When I first started reading Marginal Revolution, I quickly noticed two terms Tyler uses that I didn’t understand. The first was “State-Capacity Libertarianism”, which it’s mostly what it says on the tin and is probably the best-available label for my politics. The second is “Straussian Reading”, which I found much more impenetrable because Tyler’s style is to just kind of drop in these terms with the assumption that his readers either know what they mean or will be curious enough to figure it out.
This except, which Kevin Lacker found and discussed is the best description of Straussian reading I’ve seen; this post is for myself, when I need a refresher, or so I can easily send to others. The excerpt is from Philosophy Between The Lines: The Lost History of Esoteric Writing:
Imagine you have received a letter in the mail from your beloved, from whom you have been separated for many long months. (An old-fashioned tale, where there are still beloveds—and letters.) You fear that her feelings toward you may have suffered some alteration. As you hold her letter in your unsteady hands, you are instantly in the place that makes one a good reader. You are responsive to her every word. You are exquisitely alive to every shade and nuance of what she has said—and not said.

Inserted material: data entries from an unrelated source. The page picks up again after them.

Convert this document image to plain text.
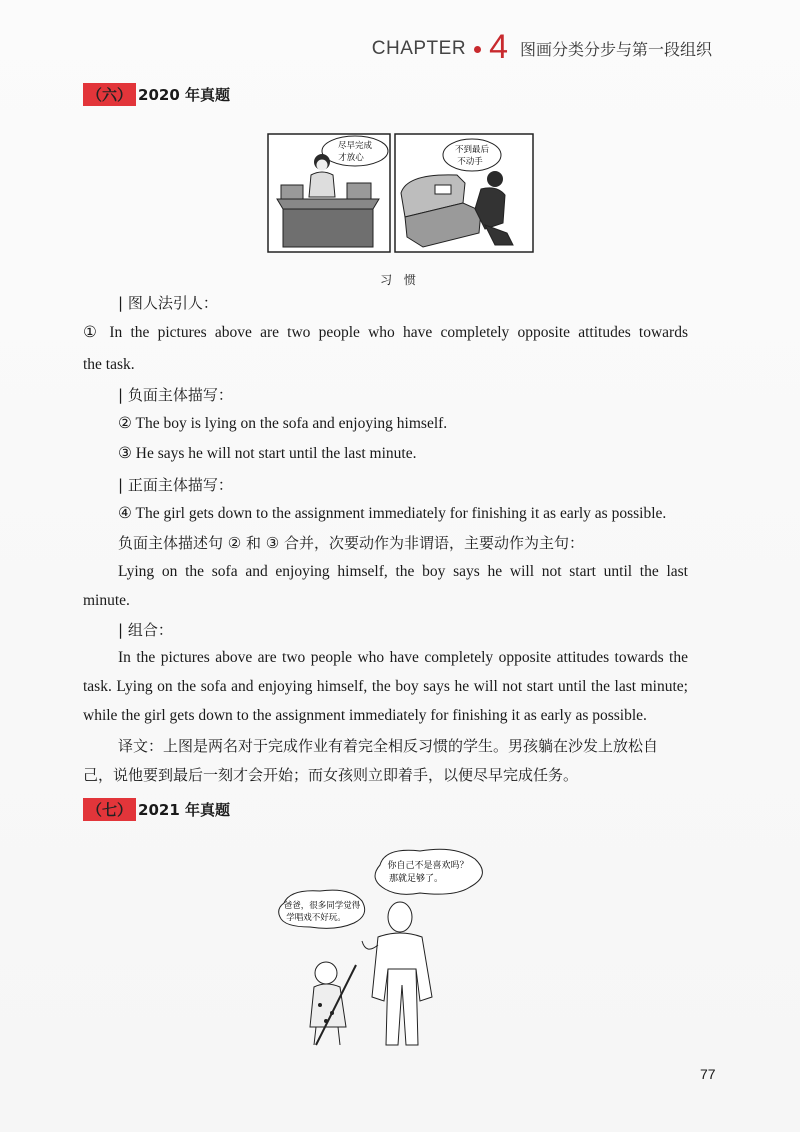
CHAPTER 4 图画分类分步与第一段组织
（六） 2020 年真题
尽早完成
才放心
不到最后
不动手
习 惯
| 图人法引人：
① In the pictures above are two people who have completely opposite attitudes towards
the task.
| 负面主体描写：
② The boy is lying on the sofa and enjoying himself.
③ He says he will not start until the last minute.
| 正面主体描写：
④ The girl gets down to the assignment immediately for finishing it as early as possible.
负面主体描述句 ② 和 ③ 合并，次要动作为非谓语，主要动作为主句：
Lying on the sofa and enjoying himself, the boy says he will not start until the last
minute.
| 组合：
In the pictures above are two people who have completely opposite attitudes towards the
task. Lying on the sofa and enjoying himself, the boy says he will not start until the last minute;
while the girl gets down to the assignment immediately for finishing it as early as possible.
译文：上图是两名对于完成作业有着完全相反习惯的学生。男孩躺在沙发上放松自
己，说他要到最后一刻才会开始；而女孩则立即着手，以便尽早完成任务。
（七） 2021 年真题
你自己不是喜欢吗？
那就足够了。
爸爸，很多同学觉得
学唱戏不好玩。
77
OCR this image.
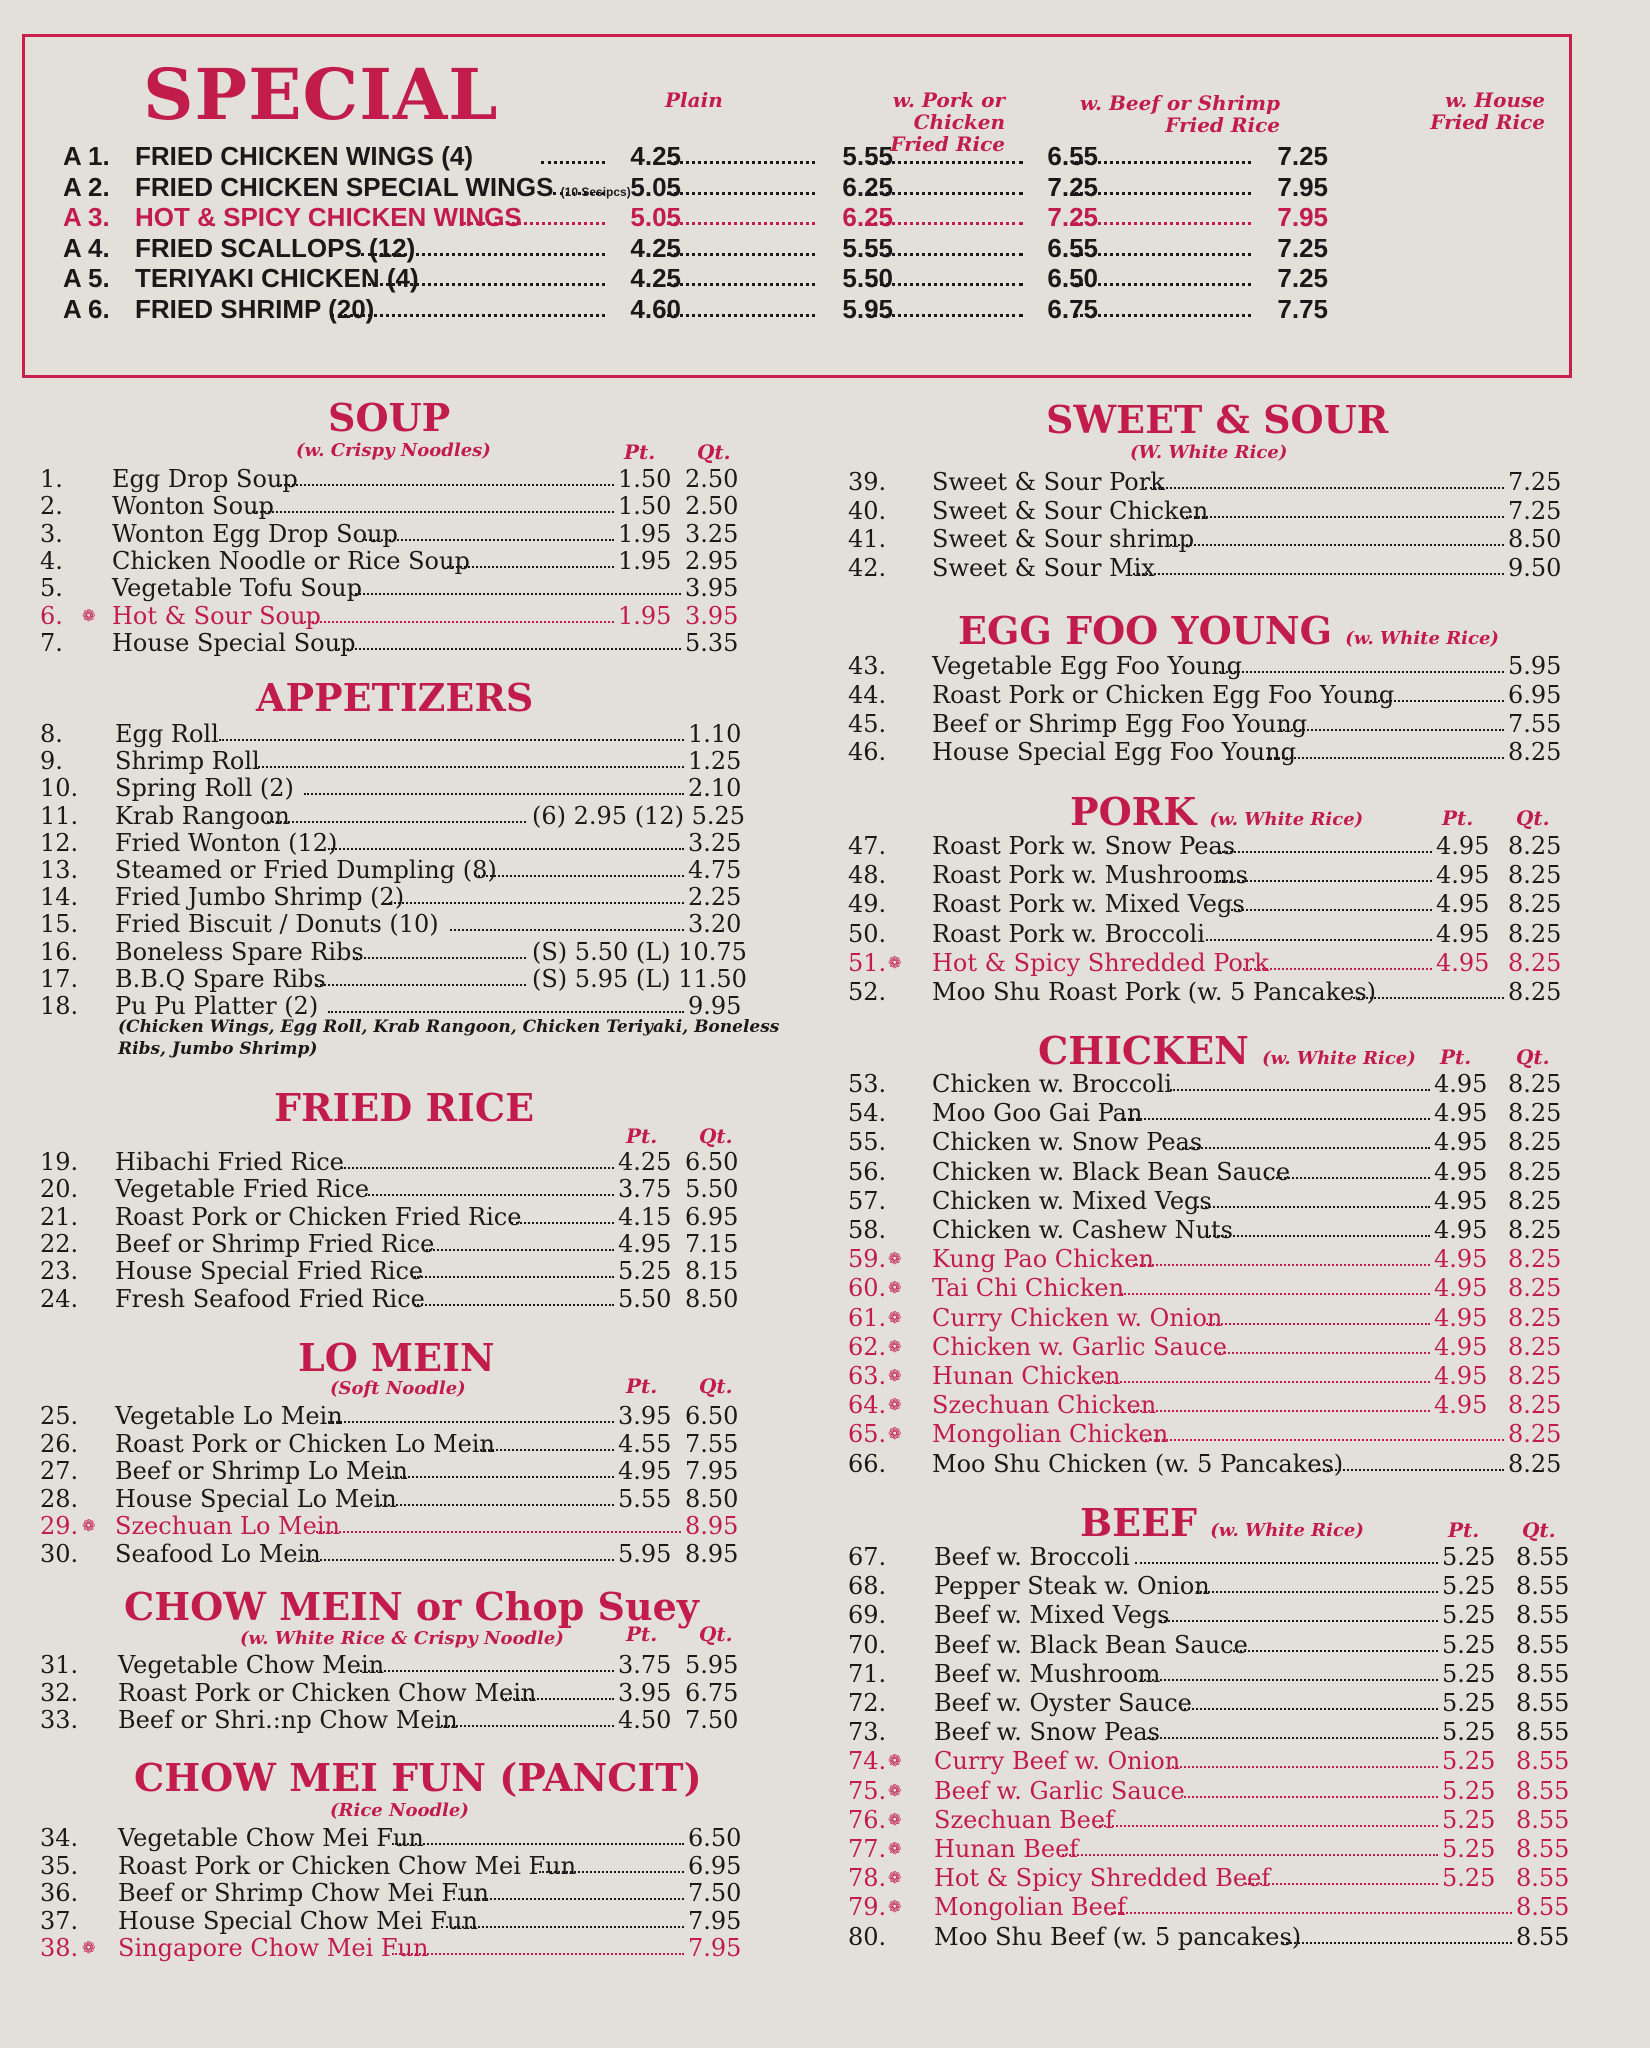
SPECIAL	Plain	w. Pork or Chicken
Fried Rice
w. Beef or Shrimp
Fried Rice
w. House
Fried Rice
A 1. FRIED CHICKEN WINGS (4)	4.25	5.55	6.55	7.25
A 2. FRIED CHICKEN SPECIAL WINGS (10 Sesipcs) 5.05	6.25	7.25	7.95
A 3. HOT & SPICY CHICKEN WINGS	5.05	6.25	7.25	7.95
A 4. FRIED SCALLOPS (12)	4.25	5.55	6.55	7.25
A 5. TERIYAKI CHICKEN (4)	4.25	5.50	6.50	7.25
A 6. FRIED SHRIMP (20)	4.60	5.95	6.75	7.75
SOUP
(w. Crispy Noodles)	Pt. Qt.
1. Egg Drop Soup	1.50 2.50
2. Wonton Soup	1.50 2.50
3. Wonton Egg Drop Soup	1.95 3.25
4. Chicken Noodle or Rice Soup	1.95 2.95
5. Vegetable Tofu Soup	3.95
6. ❁ Hot & Sour Soup	1.95 3.95
7. House Special Soup	5.35
APPETIZERS
8. Egg Roll	1.10
9. Shrimp Roll	1.25
10. Spring Roll (2)	2.10
11. Krab Rangoon	(6) 2.95 (12) 5.25
12. Fried Wonton (12)	3.25
13. Steamed or Fried Dumpling (8)	4.75
14. Fried Jumbo Shrimp (2)	2.25
15. Fried Biscuit / Donuts (10)	3.20
16. Boneless Spare Ribs	(S) 5.50 (L) 10.75
17. B.B.Q Spare Ribs	(S) 5.95 (L) 11.50
18. Pu Pu Platter (2)	9.95
(Chicken Wings, Egg Roll, Krab Rangoon, Chicken Teriyaki, Boneless
Ribs, Jumbo Shrimp)
FRIED RICE
Pt. Qt.
19. Hibachi Fried Rice	4.25 6.50
20. Vegetable Fried Rice	3.75 5.50
21. Roast Pork or Chicken Fried Rice	4.15 6.95
22. Beef or Shrimp Fried Rice	4.95 7.15
23. House Special Fried Rice	5.25 8.15
24. Fresh Seafood Fried Rice	5.50 8.50
LO MEIN
(Soft Noodle)	Pt. Qt.
25. Vegetable Lo Mein	3.95 6.50
26. Roast Pork or Chicken Lo Mein	4.55 7.55
27. Beef or Shrimp Lo Mein	4.95 7.95
28. House Special Lo Mein	5.55 8.50
29. ❁ Szechuan Lo Mein	8.95
30. Seafood Lo Mein	5.95 8.95
CHOW MEIN or Chop Suey
(w. White Rice & Crispy Noodle)	Pt. Qt.
31. Vegetable Chow Mein	3.75 5.95
32. Roast Pork or Chicken Chow Mein	3.95 6.75
33. Beef or Shri.:np Chow Mein	4.50 7.50
CHOW MEI FUN (PANCIT)
(Rice Noodle)
34. Vegetable Chow Mei Fun	6.50
35. Roast Pork or Chicken Chow Mei Fun	6.95
36. Beef or Shrimp Chow Mei Fun	7.50
37. House Special Chow Mei Fun	7.95
38. ❁ Singapore Chow Mei Fun	7.95
SWEET & SOUR
(W. White Rice)
39. Sweet & Sour Pork	7.25
40. Sweet & Sour Chicken	7.25
41. Sweet & Sour shrimp	8.50
42. Sweet & Sour Mix	9.50
EGG FOO YOUNG (w. White Rice)
43. Vegetable Egg Foo Young	5.95
44. Roast Pork or Chicken Egg Foo Young	6.95
45. Beef or Shrimp Egg Foo Young	7.55
46. House Special Egg Foo Young	8.25
PORK (w. White Rice)	Pt. Qt.
47. Roast Pork w. Snow Peas	4.95 8.25
48. Roast Pork w. Mushrooms	4.95 8.25
49. Roast Pork w. Mixed Vegs	4.95 8.25
50. Roast Pork w. Broccoli	4.95 8.25
51. ❁ Hot & Spicy Shredded Pork	4.95 8.25
52. Moo Shu Roast Pork (w. 5 Pancakes)	8.25
CHICKEN (w. White Rice) Pt. Qt.
53. Chicken w. Broccoli	4.95 8.25
54. Moo Goo Gai Pan	4.95 8.25
55. Chicken w. Snow Peas	4.95 8.25
56. Chicken w. Black Bean Sauce	4.95 8.25
57. Chicken w. Mixed Vegs	4.95 8.25
58. Chicken w. Cashew Nuts	4.95 8.25
59. ❁ Kung Pao Chicken	4.95 8.25
60. ❁ Tai Chi Chicken	4.95 8.25
61. ❁ Curry Chicken w. Onion	4.95 8.25
62. ❁ Chicken w. Garlic Sauce	4.95 8.25
63. ❁ Hunan Chicken	4.95 8.25
64. ❁ Szechuan Chicken	4.95 8.25
65. ❁ Mongolian Chicken	8.25
66. Moo Shu Chicken (w. 5 Pancakes)	8.25
BEEF (w. White Rice)	Pt. Qt.
67. Beef w. Broccoli	5.25 8.55
68. Pepper Steak w. Onion	5.25 8.55
69. Beef w. Mixed Vegs	5.25 8.55
70. Beef w. Black Bean Sauce	5.25 8.55
71. Beef w. Mushroom	5.25 8.55
72. Beef w. Oyster Sauce	5.25 8.55
73. Beef w. Snow Peas	5.25 8.55
74. ❁ Curry Beef w. Onion	5.25 8.55
75. ❁ Beef w. Garlic Sauce	5.25 8.55
76. ❁ Szechuan Beef	5.25 8.55
77. ❁ Hunan Beef	5.25 8.55
78. ❁ Hot & Spicy Shredded Beef	5.25 8.55
79. ❁ Mongolian Beef	8.55
80. Moo Shu Beef (w. 5 pancakes)	8.55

“Dearest John.” You know that she always uses “dearest” in letters to you, so the word here means nothing in particular; but her “with love” ending is the weakest of the three variations that she typically uses. The letter is quite cheerful, describing in detail all the things she has been doing. One of them reminds her of something the two of you once did together. “That was a lot of fun,” she exclaims. “Fun”—a resolutely friendly word, not a romantic one. You find yourself weighing every word in a relative scale: it represents not only itself but the negation of every other word that might have been used in its place. Somewhere buried in the middle of the letter, thrown in with an offhandedness that seems too studied, she briefly answers the question you asked her: yes, as it turns out, she has run into Bill Smith—your main rival for her affection. Then it’s back to chatty and cheerful descriptions until the end.
It is clear to you what the letter means. She is letting you down easy, preparing an eventual break. The message is partly in what she has said—the Bill Smith remark, and that lukewarm ending—but primarily in what she has not said. The letter is full of her activities, but not a word of her feelings. There is no moment of intimacy. It is engaging and cheerful but cold. And her cheerfulness is the coldest thing: how could she be so happy if she were missing you? Which points to the most crucial fact: she has said not one word about missing you. That silence fairly screams in your ear.
Like Kevin, I suspect know this is used all the time in contemporary professional contexts, so it’s useful to have an explicit example of a most implicit style.